Two former college football players “hit” the NCAA with another concussion case. This comes just one week after it agreed to mediate concussion claims in another pending case. All told, the NCAA now has three potential class action suits pending against it regarding concussion claims.
Former Washington and Oregon quarterback, John DuRocher, and former Washington safety, Darin Harris, filed the suit in an Indiana federal court. They are seeking over $5 million in damages for the repeated head injuries they sustained while playing. According to them, these injuries occurred despite reassurances that they were playing in a protected environment.

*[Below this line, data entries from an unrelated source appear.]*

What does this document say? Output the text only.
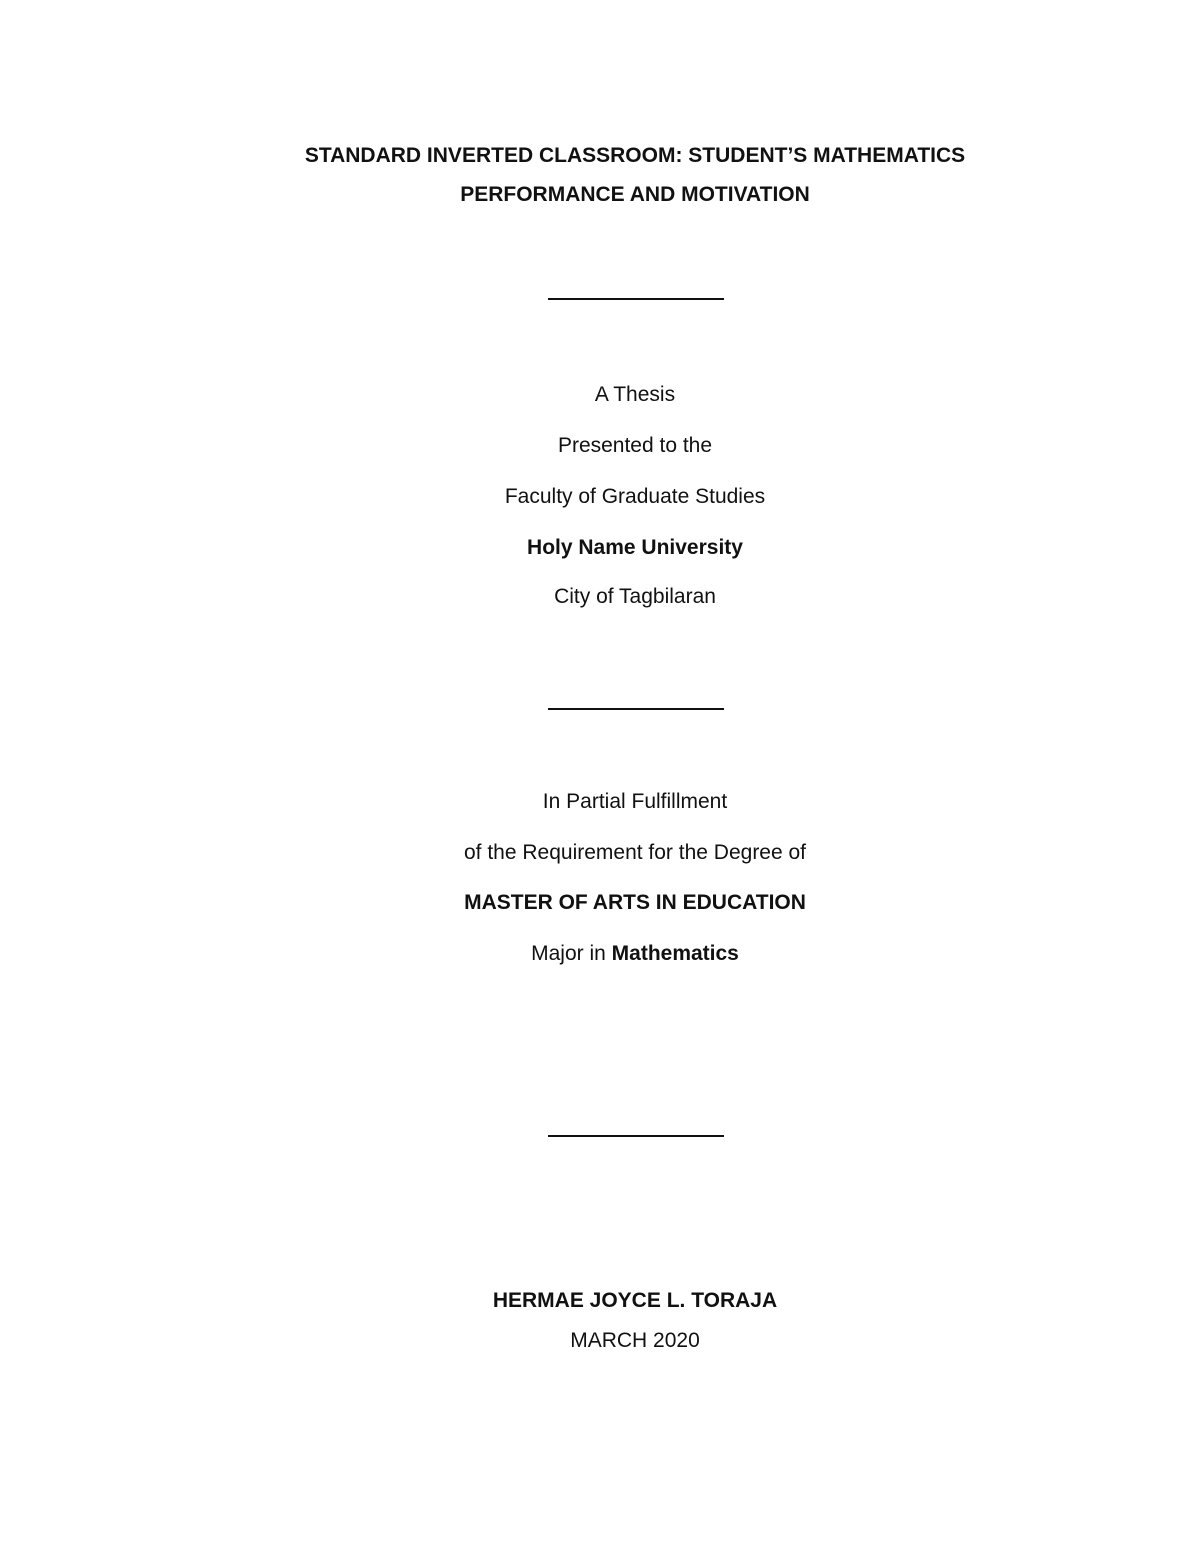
STANDARD INVERTED CLASSROOM: STUDENT’S MATHEMATICS
PERFORMANCE AND MOTIVATION
A Thesis
Presented to the
Faculty of Graduate Studies
Holy Name University
City of Tagbilaran
In Partial Fulfillment
of the Requirement for the Degree of
MASTER OF ARTS IN EDUCATION
Major in Mathematics
HERMAE JOYCE L. TORAJA
MARCH 2020
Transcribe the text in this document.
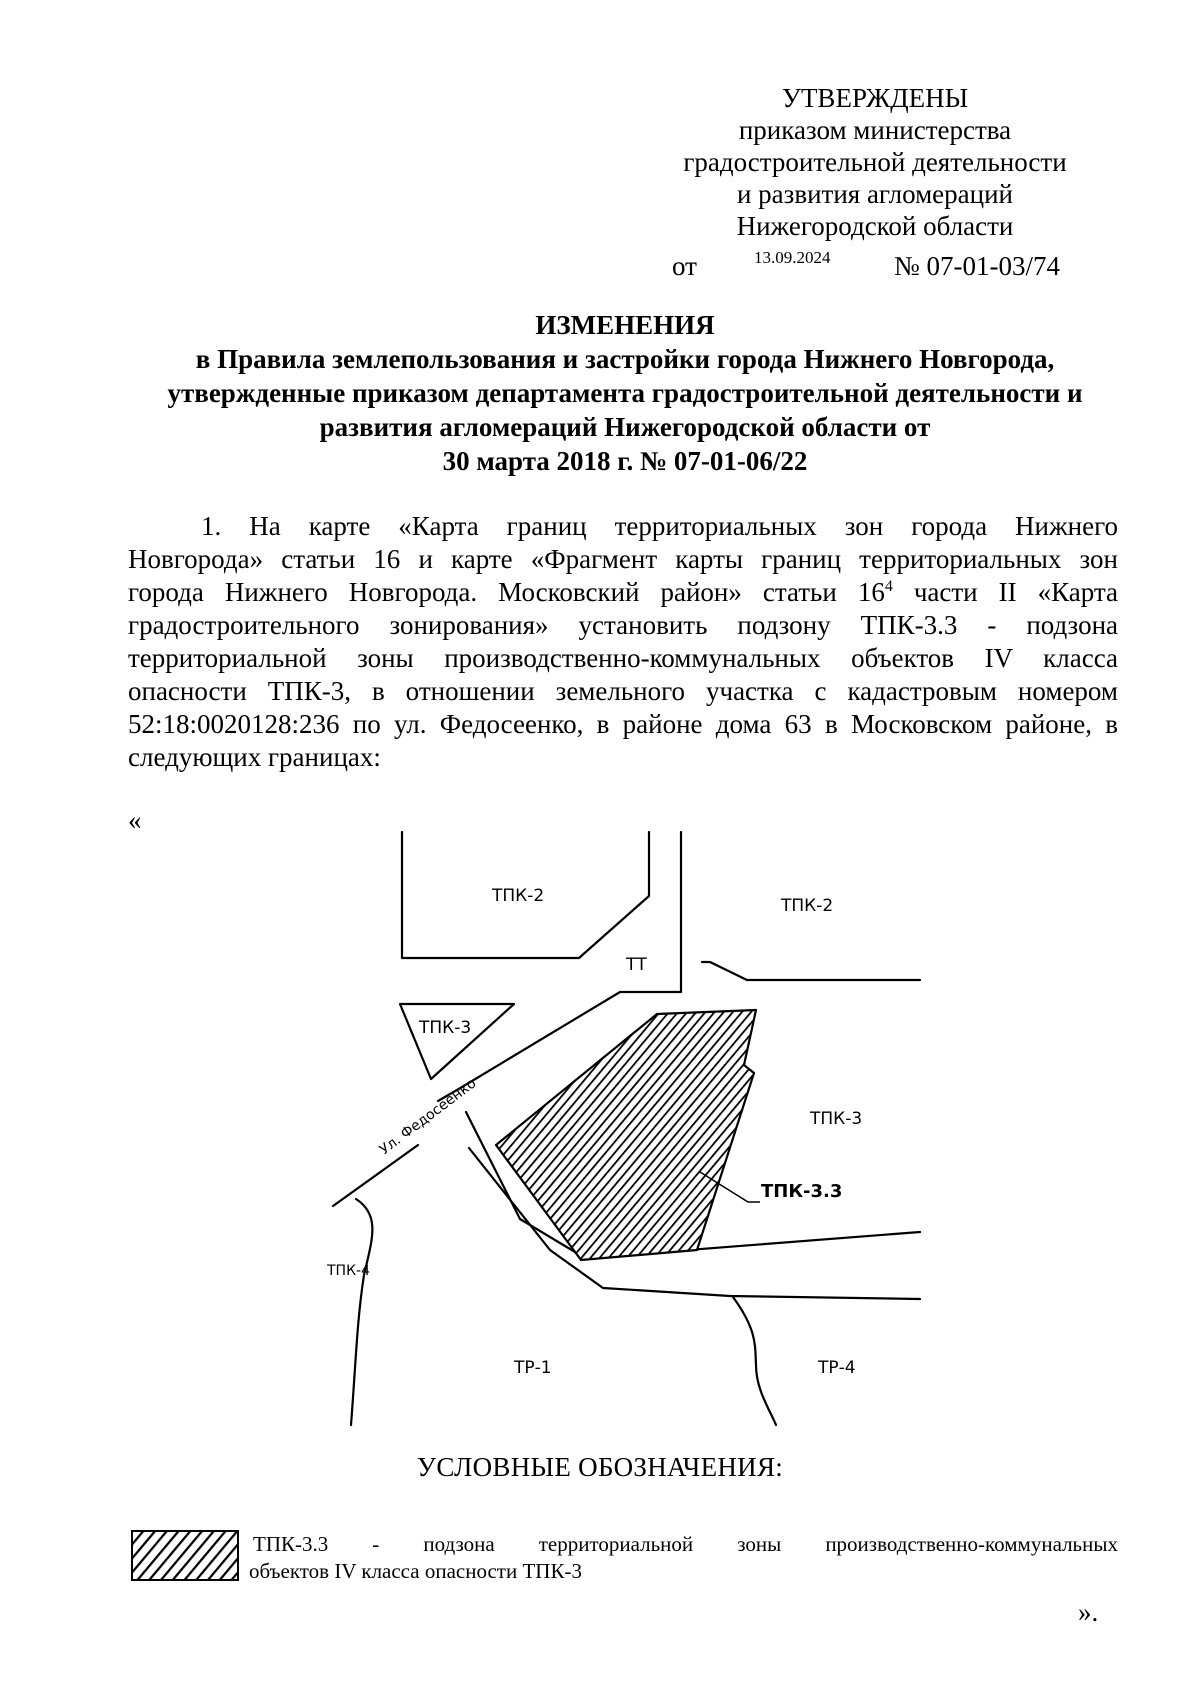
УТВЕРЖДЕНЫ
приказом министерства
градостроительной деятельности
и развития агломераций
Нижегородской области
от	13.09.2024 № 07-01-03/74
ИЗМЕНЕНИЯ
в Правила землепользования и застройки города Нижнего Новгорода,
утвержденные приказом департамента градостроительной деятельности и
развития агломераций Нижегородской области от
30 марта 2018 г. № 07-01-06/22
1. На карте «Карта границ территориальных зон города Нижнего
Новгорода» статьи 16 и карте «Фрагмент карты границ территориальных зон
города Нижнего Новгорода. Московский район» статьи $16^4$ части II «Карта
градостроительного зонирования» установить подзону ТПК-3.3 - подзона
территориальной зоны производственно-коммунальных объектов IV класса
опасности ТПК-3, в отношении земельного участка с кадастровым номером
52:18:0020128:236 по ул. Федосеенко, в районе дома 63 в Московском районе, в
следующих границах:
«
ТПК-2	ТПК-2
ТТ
ТПК-3
ТПК-3
ТПК-3.3
ТПК-4
ТР-1	ТР-4
Ул. Федосеенко
УСЛОВНЫЕ ОБОЗНАЧЕНИЯ:
ТПК-3.3 - подзона территориальной зоны производственно-коммунальных
объектов IV класса опасности ТПК-3
».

The injuries have resulted in post-college, ongoing medical treatment that has been, and will continue to be, required.
The suit also names helmet manufacturer Riddell and its parent company. Riddell is currently at the center of a controversy about its helmets. A new book, “League of Denial”, discusses Riddell’s use of flawed NFL research to manufacture and sell a special helmet for children. The company claimed the helmet would dramatically reduce concussions in children. However, the Federal Trade Commission investigated those claims and said they were false.
The players contend that the class of plaintiffs could include hundreds, maybe even thousands, of players. They say it is “unjust to allow the NCAA to earn revenues and retain the benefits of athletes’ services while refusing to pay medical expenses of sports-related injuries whose treatment is required post college career.”
The NCAA’s chief legal officer said the suit “appears to use language and raise issues similar to the prior class action complaints filed. It is not unusual to see competing class action-styled complaints filed as plaintiff’s attorneys try to secure a lead position in consolidated litigation.” Additionally, the NCAA said, just as the other cases, the allegations here are “misleading and erroneous.”
As the other two cases are proceeding, the U.S. Judicial Panel on Multidistrict Litigation could consolidate the three cases.